Mark had let them off of the the camping road, along the Rogue river for about twenty miles, and then up a gated private timber section to where current overhang camp.


Ben had been impressed with how simple it was to get through the locked and chained gates. They swung out, painted bright yellow. The posts were ten inch pipes set in concrete and the pivoting arm that actually blocked the road was four in steel The padlocks where hidden up in side the pipe so that you couldn't get a bold cutter up there. Mark had simply cut the heavy chain with a four foot bolt cutter and replace one of the links with a repair link. He had a collection of rusted repair links that you could slide open and closed that matched most of the gate chains they saw.


Ben new that these replanted sections saw the owners or management companies once per year if that, and with all the flu, there wasn't going to be thinning, or logging going on right now. The gates kept drunks out. They had gone through two of the gates and the overhang was back on BLM property from what they could understand from the maps.


So what if those guy's had the flu?” Mark had asked on one of the trips.


I guess we'll know in a week, if any of us get sick. Seems that Darlene recognized the fat leader from the diner. She hadn't seen him in a while so maybe his group hadn't been into town since the first flu showed up in Grant's Pass.”


I hope you're right, it would just be too much for Bea if Jasper also got the flu from that pig.”


Darlene and Bea had cleaned up Jasper and redressed her. Ben had seen the bruises on her breasts, neck and thighs when she was standing in the rain. The vision competed with his dreams of the actually killing. It didn't make it all right, but it made it bearable. At least Ben thought, he could put it aside while they got rested, fed, and out of the rain for a few days. Then they would have to decide what to do.


Ben also realized that Bea's outburst had pleased him in some deep way. Maybe they would be OK and maybe Jasper would come around in a few days.


Two weeks later, well into December they got snow. Darlene was standing outside of the shelter watching the flakes drift down, smoking.
“You think they're still after us?”


Mark had just come back checking traps along the creek that ran below them. It was a small seasonal stream, probably dried up in the winter. Mark had set a line of Conibear kill traps along the stream to take rabbits and beaver if they were here.

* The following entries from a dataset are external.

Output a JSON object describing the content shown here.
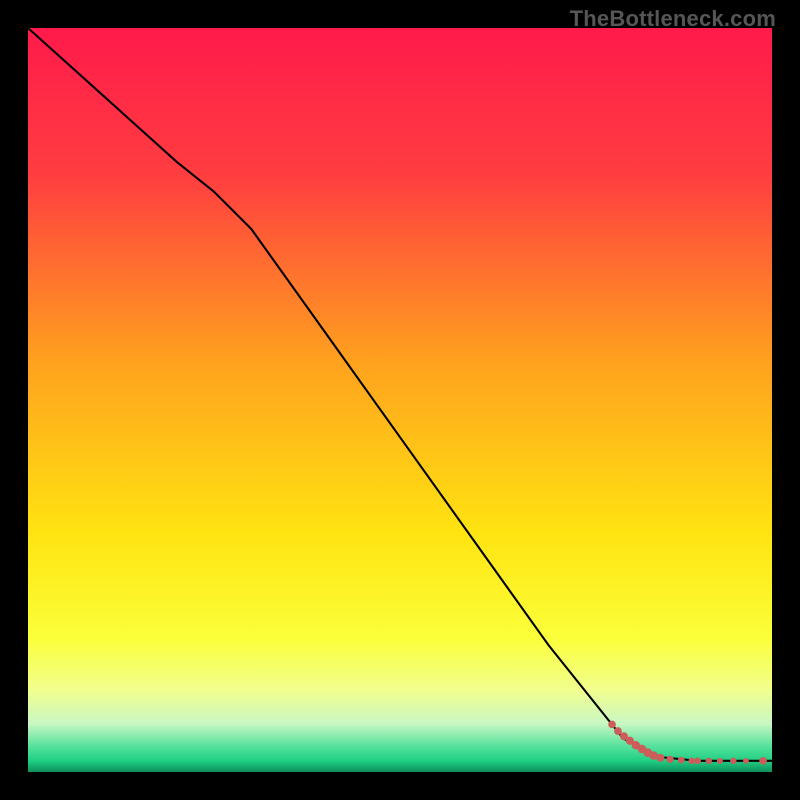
{
  "watermark": "TheBottleneck.com",
  "chart_data": {
    "type": "line",
    "title": "",
    "xlabel": "",
    "ylabel": "",
    "xlim": [
      0,
      100
    ],
    "ylim": [
      0,
      100
    ],
    "background_gradient_stops": [
      {
        "offset": 0.0,
        "color": "#ff1a4b"
      },
      {
        "offset": 0.2,
        "color": "#ff3e40"
      },
      {
        "offset": 0.45,
        "color": "#ffa21e"
      },
      {
        "offset": 0.68,
        "color": "#ffe411"
      },
      {
        "offset": 0.82,
        "color": "#fbff3a"
      },
      {
        "offset": 0.89,
        "color": "#f1ff8e"
      },
      {
        "offset": 0.935,
        "color": "#c9f7c3"
      },
      {
        "offset": 0.965,
        "color": "#57e29d"
      },
      {
        "offset": 0.985,
        "color": "#1fcf82"
      },
      {
        "offset": 1.0,
        "color": "#0e8f5b"
      }
    ],
    "series": [
      {
        "name": "bottleneck-curve",
        "color": "#000000",
        "stroke_width": 2,
        "x": [
          0,
          10,
          20,
          25,
          30,
          40,
          50,
          60,
          70,
          80,
          85,
          90,
          92,
          100
        ],
        "y": [
          100,
          91,
          82,
          78,
          73,
          59,
          45,
          31,
          17,
          4.5,
          2.0,
          1.5,
          1.5,
          1.5
        ]
      }
    ],
    "markers": {
      "name": "highlight-points",
      "color": "#cc5d5a",
      "x": [
        78.5,
        79.3,
        80.1,
        80.9,
        81.7,
        82.5,
        83.3,
        84.1,
        85.0,
        86.3,
        87.8,
        89.2,
        90.0,
        91.5,
        93.0,
        94.8,
        96.5,
        98.8
      ],
      "y": [
        6.4,
        5.5,
        4.8,
        4.2,
        3.6,
        3.1,
        2.6,
        2.2,
        1.9,
        1.7,
        1.6,
        1.5,
        1.5,
        1.5,
        1.5,
        1.5,
        1.5,
        1.5
      ],
      "r": [
        3.8,
        3.9,
        4.0,
        4.1,
        4.2,
        4.3,
        4.4,
        4.2,
        4.0,
        3.6,
        3.4,
        3.2,
        3.3,
        3.2,
        3.0,
        3.2,
        2.9,
        3.8
      ]
    }
  }
}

He also had set a perimeter circle of larger conibear 300 traps in a circle around the camp about three hundred yards out. He had two rabbits hung from his belt and had stopped to share the new snow with Darlene.


Won't last long.”


Still pretty.”


Later that afternoon Mark and Ben called a meeting, and got everyone dressed and out to walk a perimeter line around the camp.

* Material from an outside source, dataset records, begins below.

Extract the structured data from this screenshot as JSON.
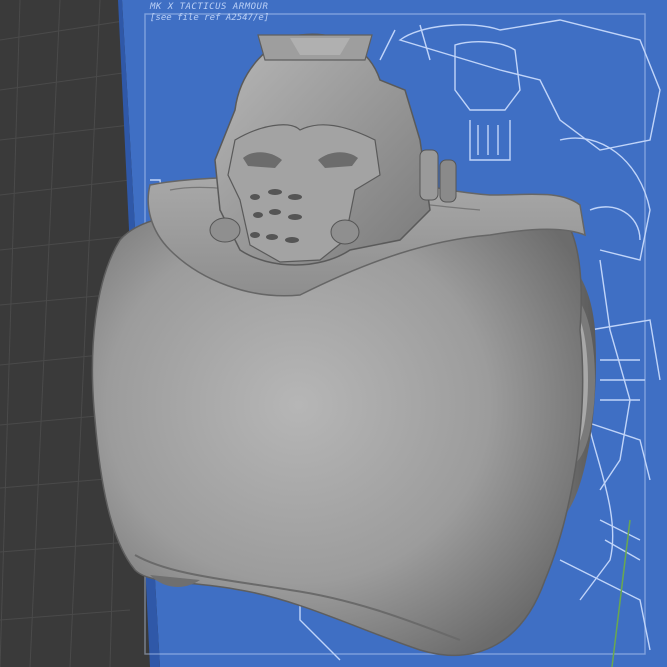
{
  "viewport": {
    "reference_image": {
      "caption_line1": "MK X TACTICUS ARMOUR",
      "caption_line2": "[see file ref A2547/e]"
    },
    "model": {
      "name": "",
      "shading": "solid"
    },
    "colors": {
      "grid_background": "#3a3a3a",
      "blueprint_blue": "#3f6fc4",
      "blueprint_lines": "#cfe0ff",
      "model_gray": "#9a9a9a",
      "axis_green": "#6aa84f"
    }
  }
}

In the past two weeks Jasper's bruises had faded and she had stopped wetting herself. But her eyes remained focused on something far away. She didn't talk, except sometimes she shouted at night in dreams.


Two days after they were settled in the shelter, she had disappeared and it had taken Mark about forty five minutes to track her. She was walking through the woods avoiding the poison oak and black berries but still when Mark looked in her eyes, there was just nobody home.

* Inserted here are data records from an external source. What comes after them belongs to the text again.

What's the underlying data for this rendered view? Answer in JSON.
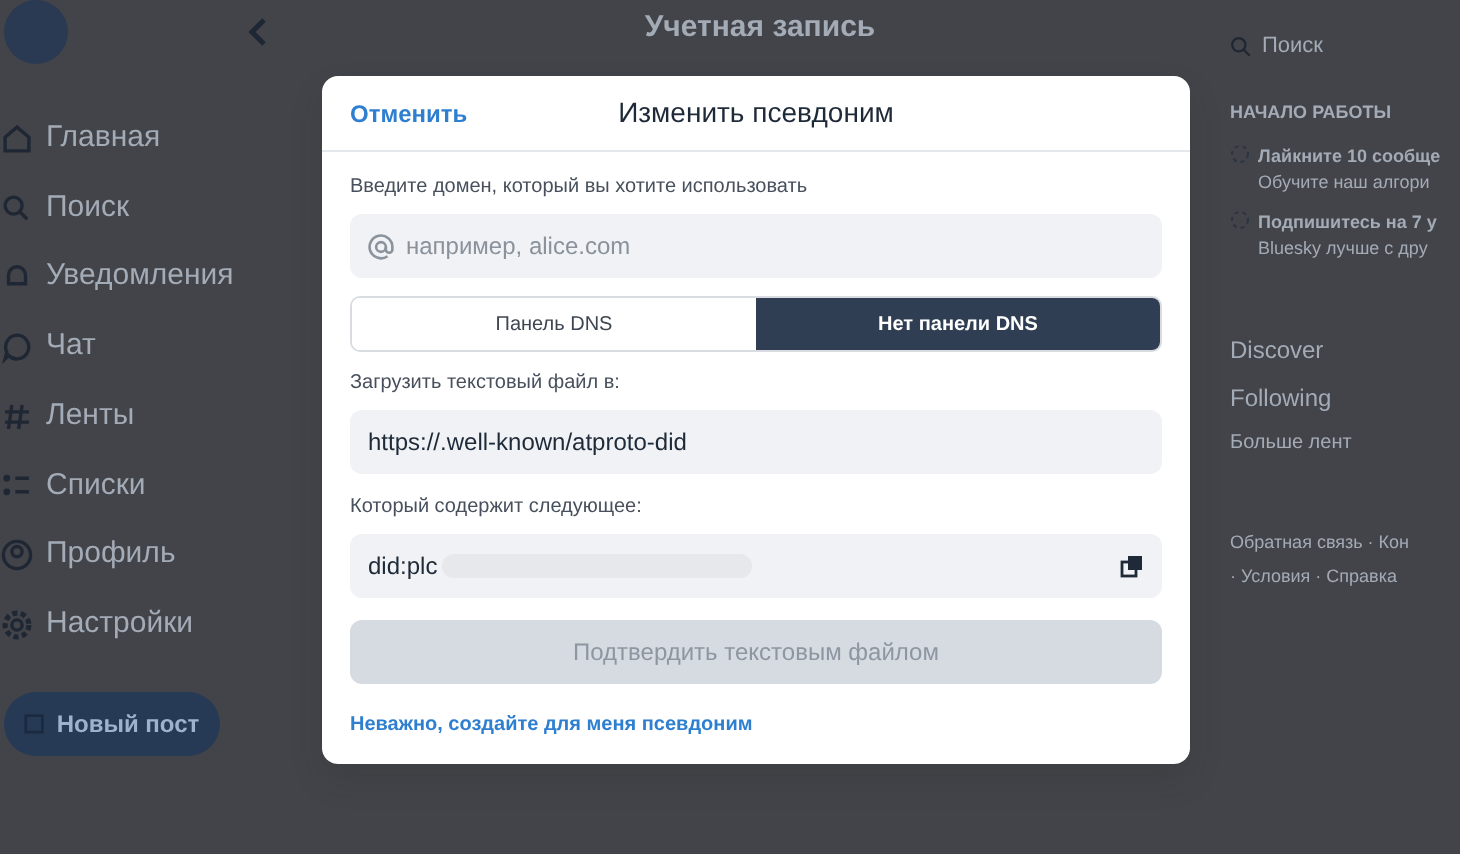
{
  "sidebar": {
    "items": [
      {
        "label": "Главная"
      },
      {
        "label": "Поиск"
      },
      {
        "label": "Уведомления"
      },
      {
        "label": "Чат"
      },
      {
        "label": "Ленты"
      },
      {
        "label": "Списки"
      },
      {
        "label": "Профиль"
      },
      {
        "label": "Настройки"
      }
    ],
    "new_post": "Новый пост"
  },
  "main": {
    "title": "Учетная запись"
  },
  "right": {
    "search_placeholder": "Поиск",
    "getting_started": {
      "heading": "НАЧАЛО РАБОТЫ",
      "tasks": [
        {
          "title": "Лайкните 10 сообще",
          "subtitle": "Обучите наш алгори"
        },
        {
          "title": "Подпишитесь на 7 у",
          "subtitle": "Bluesky лучше с дру"
        }
      ]
    },
    "feeds": [
      "Discover",
      "Following"
    ],
    "more_feeds": "Больше лент",
    "footer": [
      "Обратная связь · Кон",
      "· Условия · Справка"
    ]
  },
  "dialog": {
    "cancel": "Отменить",
    "title": "Изменить псевдоним",
    "domain_label": "Введите домен, который вы хотите использовать",
    "domain_field": {
      "placeholder": "например, alice.com"
    },
    "tabs": [
      {
        "label": "Панель DNS",
        "selected": false
      },
      {
        "label": "Нет панели DNS",
        "selected": true
      }
    ],
    "upload_label": "Загрузить текстовый файл в:",
    "upload_url": "https://.well-known/atproto-did",
    "contains_label": "Который содержит следующее:",
    "did_value": "did:plc",
    "confirm": {
      "label": "Подтвердить текстовым файлом",
      "disabled": true
    },
    "auto_link": "Неважно, создайте для меня псевдоним"
  }
}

After that, Bea and Darlene had taken to tying Jasper to themselves with a ten foot cord when they went out. She would follow along passively and Bea thought she was happier for it, though no one else could see any difference. To Mark, it seemed that Jasper was farther away from reality every day.

Mark had want to put larger traps that he had in the truck around the perimeter, but Ben had vetoed the idea. There was a chance of people who worked in the woods stumbling into the traps, and Ben wasn't willing to use maiming as a warning. Mark made the point that they where only five people.


Do you think that guy made it out?”


I'm sure he did, but I'm not sure he would tell anyone,” said Ben. “I mean how would he explain what they were doing. No, I think he's running like a rabbit, far away from here.”


I hope you're right.”


The day after the snow, Bea was the first to wake. They had put dry fir on the fire last night and it had heated the rock wall providing pleasant warmth throughout the night. That coupled with the sleeping bag and exhaustion of getting used to a new and physical life style, had provided the deep and recuperative sleep.


Bea thought that it was probably the sleep more than anything that had allowed them to heal and recover. She was not sure about herself though. The rape was back there in her mind, over there, and she was not sure she could go near it. She only hoped that she and Jasper weren't pregnant. Jasper had just started her periods this year, a late bloomer in her class.


Bea's heart sank as she looked over at Jasper's bag and it was empty. The string laid cut between their two bags.


Jasper's gone she screamed,” waking the others.


Foreign Body Reaction

Alan McNeill
Chapter 5 Scene 6


Wait,” shouted Ben at Mark, “I'll come too.”


Mark hesitated and shook his head no. “We don't know how long she has been gone. You're needed here.” He nodded towards Bea who was getting dressed frantically.


Ben hesitated and was interrupted by another scream from Bea. “She's got my knife!”


What knife?” asked Ben.


I took it from the man who, who . . I took it, it's a long hunting knife. I've been keeping it tucked under the sleeping bags. It's gone.”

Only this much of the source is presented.